The good folks at suvudu.com recently tallied up the statistics for the first 50 days of “365 Days of Manga” and answered the question “Just what sort of person fills out forms for free manga online?” Personally, I kind of imagined a mixture of people like Tank Girl in the ’80s and Bruce Campbell in those Old Spice commercials. More realistically, I’ve gathered some data from the forms, and I’ll share it with you now.
First, your ages:
Over 18 - 77%
Under 18 - 23%
I had noticed that most of the winners are over 18, despite the attempts by companies like VIZ and Udon to publish “all ages” and preteen manga. Is the age of manga readers rising? Teenagers and preteens, send us your manga requests! But what about your manga preferences?
Shojo/Josei - 30%
Seinen - 22%
Shonen - 15%
Yaoi - 11%
No Preference - 24%
Shojo/josei is the highest requested category, although so far the winners have been mostly seinen lovers — is this just bad luck for the shojophiles? The preference for seinen over shonen might be linked to the ages of the readers. We have a steady undercurrent of yaoi requests, and a lot of “no preferences,” which I take to mean “prepare to receive the weirdest manga I have.”
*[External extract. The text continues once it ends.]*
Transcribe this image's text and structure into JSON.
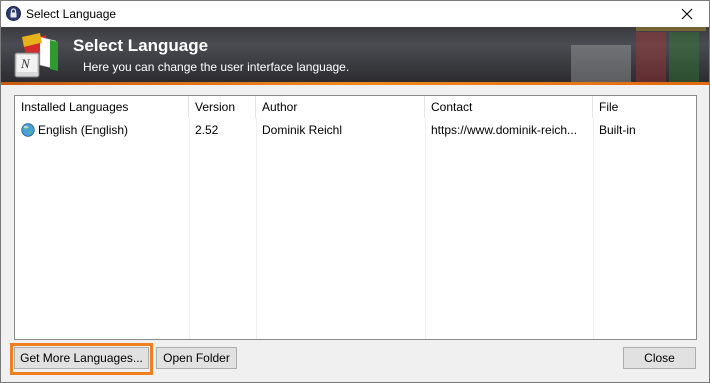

So those are my wild guesses about the demographic of web-savvy manga maniacs. There’s something else I’ve been wondering which can’t be answered by the suvudu form results — do “365 Days of Manga” readers read just manga, or do they also sup of a variety of other types of graphic novels and comics? Do they know the joy of “Yokaiden”, “Scott Pilgrim”, “Finder”, “Won Ton Soup,” the work of Dylan Meconis and Jason Shiga and Derek Kim and Jen Wang? Recently I’ve been working on some of my own comics, specifically on a comic adaptation of the H.P. Lovecraft story The Strange High House in the Mist. I’m a horror and fantasy fan from way back and it’s a huge pleasure to draw my own stuff when I’m not reading manga. I’m currently on page 11 of a projected 16 pages, so please check it out!
And now, today’s winners! Today’s new manga winner is Mona K. of California (congratulations!), and the repeat winner is Adele S.!

Congrats, Adele! I’ll do my best to send you some really awesome books that you don’t already have for your next 5 manga. Till tomorrow, it’s “365 Days of Manga,” over and out.